(First, I would like to thank everybody who answered to my dotLRN forum question).
I think my concerns regarding stable release will be relevant to those planning to make investment into OACS based site. I want to build my small consultancy site which I hope to turn into a community. I've been following ACS since 2000 and would love to use the platform. I am not a programmer. I know some Linux administration and HTML design as a hobby, but all I really need is to fill the site with content and business logic.

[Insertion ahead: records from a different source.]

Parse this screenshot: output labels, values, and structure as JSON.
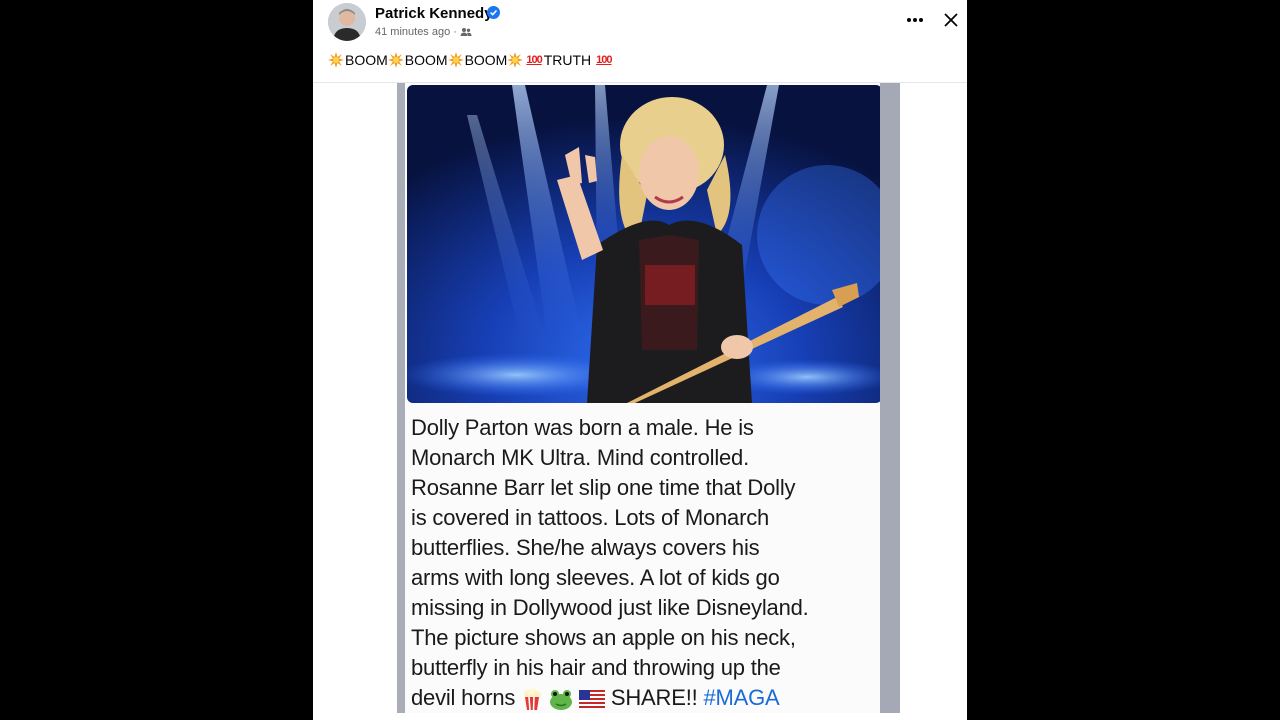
{
  "post": {
    "author_name": "Patrick Kennedy",
    "timestamp": "41 minutes ago",
    "separator": "·",
    "caption": {
      "word": "BOOM",
      "truth_word": "TRUTH",
      "badge_100": "100"
    }
  },
  "icons": {
    "verified": "verified-badge-icon",
    "audience": "friends-audience-icon",
    "more": "more-options-icon",
    "close": "close-icon",
    "boom": "collision-emoji-icon",
    "hundred": "hundred-points-emoji-icon",
    "popcorn": "popcorn-emoji-icon",
    "frog": "frog-emoji-icon",
    "flag": "us-flag-emoji-icon"
  },
  "meme": {
    "lines": [
      "Dolly Parton was born a male. He is",
      "Monarch MK Ultra. Mind controlled.",
      "Rosanne Barr let slip one time that Dolly",
      "is covered in tattoos.  Lots of Monarch",
      "butterflies. She/he always covers his",
      "arms with long sleeves.  A lot of kids go",
      "missing in Dollywood just like Disneyland.",
      "The picture shows an apple on his neck,",
      "butterfly in his hair and throwing up the"
    ],
    "last_line_start": "devil horns",
    "share_text": "SHARE!!",
    "hashtag": "#MAGA"
  },
  "colors": {
    "accent_blue": "#1877f2",
    "hashtag_blue": "#1a6bd8",
    "stage_blue": "#1b46c8"
  }
}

I have a problem deciding which OpenACS version to use. Version 4.5 is powerful, and exists for 1 year as beta. I am really exciting aobut all the complex business processes I can implement there, and would like to start building on top of it (and learning by doing). But then I have this feeling that maybe it's a "transition" copy which will be poorly supported later. Threads speak today about changing data structures, depreciating modules; versions 4.6 and 4.7 are mentioned. I know that there will be upgrade scripts, but I don't like the idea of investing time again to re-install and re-tweak the system.
Since I'm a user, not a developer it seems I should stick to 3.2.5, however strange it may seem. Yes, it is obsolete in some ways and less efficient, but I may be sure that it is very well-known and I will have to move my data only after 1-2 years and possibly later. I am speaking not about run-time stability, but about protection from feature creep and design changes.

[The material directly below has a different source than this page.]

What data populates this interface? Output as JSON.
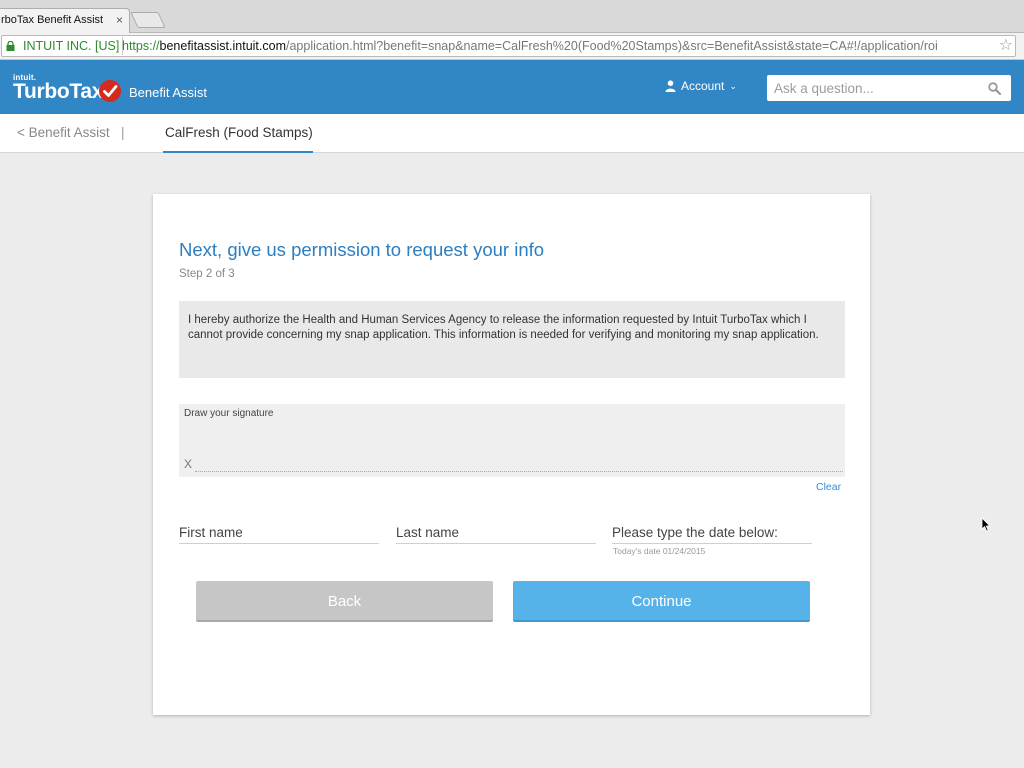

I think OpenACS community will demonstrate maturity by introducing "better less but better" principle as to new releases and being really perfectionist about polishing existing ones. Who would invest in poorly supported bloatware?(Not that I consider OpenACS a poorly supported bloatware... ;) )
So, would you advice me sticking to 3.2.5 or is 4.5 stable enough to use as a foundation? On my side, I intend to document my learning process and contribute to prospective user manual.